Dienstag, Oktober 24, 2006

Arbeit auf dem Weingut "Lost Lake"

Wie ihr sicher schon ahnt, wenn ihr den Blogtitel lest, bin ich nicht mehr auf Jobsuche in Perth. Nach drei Wochen und 50 Bewerbungen, die Haelfte davon Blindbewerbungen, habe ich es aufgegeben. Zwar war die Resonanz besser als auf meine Bewerbungen in Deutschland, ich hatte sogar drei Vorstellungsgespräche bei Werbeagenturen, aber es hat sich noch kein Job ergeben und es ist auch noch keiner in Sicht. Auch hier wird mehr Praxiserfahrung verlangt, und da habe ich es schwer als Anfänger. In Deutschland hätte ich mehr Geduld bei der Jobsuche, aber hier in Australien fände ich es schade, einen großen Teil meiner begrenzten Zeit mit dem Warten auf die Resonanz meiner Bewerbungen zu verbringen. Zumal es ja auch Jobs gibt, die man ohne Wartezeit bekommt. Hier noch einige Bilder aus Perth:


Freie Fahrt für freie Bürger. Oder so. Für mich ein typisches Bild von Perth.

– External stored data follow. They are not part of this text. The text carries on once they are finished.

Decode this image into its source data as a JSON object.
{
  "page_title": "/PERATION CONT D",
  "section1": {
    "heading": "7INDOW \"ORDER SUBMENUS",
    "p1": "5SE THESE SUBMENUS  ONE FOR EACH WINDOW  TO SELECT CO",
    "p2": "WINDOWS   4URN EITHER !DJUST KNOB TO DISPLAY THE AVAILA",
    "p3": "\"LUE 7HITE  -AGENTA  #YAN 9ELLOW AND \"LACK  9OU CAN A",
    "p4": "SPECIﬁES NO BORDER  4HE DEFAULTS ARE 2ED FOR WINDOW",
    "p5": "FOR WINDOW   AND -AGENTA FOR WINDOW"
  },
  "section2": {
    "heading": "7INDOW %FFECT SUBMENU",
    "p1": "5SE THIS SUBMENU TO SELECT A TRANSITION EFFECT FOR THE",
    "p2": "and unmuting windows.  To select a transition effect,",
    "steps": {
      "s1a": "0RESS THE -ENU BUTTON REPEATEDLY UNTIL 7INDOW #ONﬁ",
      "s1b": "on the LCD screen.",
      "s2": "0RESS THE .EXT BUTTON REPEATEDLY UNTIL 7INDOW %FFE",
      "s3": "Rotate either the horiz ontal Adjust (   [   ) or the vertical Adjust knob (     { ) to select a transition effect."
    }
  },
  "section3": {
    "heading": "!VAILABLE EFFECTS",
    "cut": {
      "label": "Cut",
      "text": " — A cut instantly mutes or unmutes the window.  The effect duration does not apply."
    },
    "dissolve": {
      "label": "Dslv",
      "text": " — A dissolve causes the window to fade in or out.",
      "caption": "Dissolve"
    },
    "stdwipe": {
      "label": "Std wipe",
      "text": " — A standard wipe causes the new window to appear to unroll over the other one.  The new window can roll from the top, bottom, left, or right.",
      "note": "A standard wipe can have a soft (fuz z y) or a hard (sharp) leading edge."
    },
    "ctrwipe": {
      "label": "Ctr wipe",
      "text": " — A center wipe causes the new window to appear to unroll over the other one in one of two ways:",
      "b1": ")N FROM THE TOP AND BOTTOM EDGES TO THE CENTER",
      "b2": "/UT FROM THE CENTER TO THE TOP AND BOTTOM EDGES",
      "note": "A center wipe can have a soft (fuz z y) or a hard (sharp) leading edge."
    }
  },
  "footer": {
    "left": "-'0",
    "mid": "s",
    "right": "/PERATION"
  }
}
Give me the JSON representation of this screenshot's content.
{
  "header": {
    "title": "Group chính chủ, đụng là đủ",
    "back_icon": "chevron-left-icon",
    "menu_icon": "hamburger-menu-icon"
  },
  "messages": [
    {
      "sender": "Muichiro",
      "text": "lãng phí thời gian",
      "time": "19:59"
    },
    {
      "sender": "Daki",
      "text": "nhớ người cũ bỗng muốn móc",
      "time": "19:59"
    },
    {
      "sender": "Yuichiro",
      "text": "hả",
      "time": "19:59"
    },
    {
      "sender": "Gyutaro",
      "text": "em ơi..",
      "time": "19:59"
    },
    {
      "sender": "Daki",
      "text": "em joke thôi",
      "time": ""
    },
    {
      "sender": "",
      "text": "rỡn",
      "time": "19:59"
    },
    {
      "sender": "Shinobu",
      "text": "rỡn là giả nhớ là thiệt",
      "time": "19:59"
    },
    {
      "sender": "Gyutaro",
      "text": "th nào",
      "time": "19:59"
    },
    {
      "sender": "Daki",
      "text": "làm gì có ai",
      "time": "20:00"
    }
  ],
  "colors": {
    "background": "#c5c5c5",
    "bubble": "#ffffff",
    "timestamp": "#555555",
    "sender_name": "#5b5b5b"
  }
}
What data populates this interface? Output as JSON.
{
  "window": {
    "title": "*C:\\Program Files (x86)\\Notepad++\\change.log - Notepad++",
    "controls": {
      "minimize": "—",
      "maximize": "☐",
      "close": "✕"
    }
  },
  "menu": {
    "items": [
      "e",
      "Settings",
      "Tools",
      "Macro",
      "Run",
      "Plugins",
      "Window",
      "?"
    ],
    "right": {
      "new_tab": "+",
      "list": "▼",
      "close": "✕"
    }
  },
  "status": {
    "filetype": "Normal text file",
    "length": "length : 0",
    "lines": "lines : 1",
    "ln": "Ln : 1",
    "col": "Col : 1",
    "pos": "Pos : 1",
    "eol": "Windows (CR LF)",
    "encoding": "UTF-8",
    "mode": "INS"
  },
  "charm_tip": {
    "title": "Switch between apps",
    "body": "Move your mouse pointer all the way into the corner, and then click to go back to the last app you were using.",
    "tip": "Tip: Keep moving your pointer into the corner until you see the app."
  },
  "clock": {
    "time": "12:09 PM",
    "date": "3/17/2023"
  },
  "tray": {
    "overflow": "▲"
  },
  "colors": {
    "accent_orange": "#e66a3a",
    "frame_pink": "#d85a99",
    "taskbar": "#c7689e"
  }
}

Der London Court (Court = kleiner Weg, hat nichts mit Gericht oder so zu tun, wie ich erst dachte) ist eine kleine Gasse, die im Stil altenglischer Gassen nachgebaut wurde. Von aussen ist sie zwar umrahmt von häßlichen Hochhäusern, ...


...aber wenn man einmal das Tor durchschritten hat, fühlt man sich wie in einer anderen Welt. Ein bisschen wie in Harry Potters Winkelgasse.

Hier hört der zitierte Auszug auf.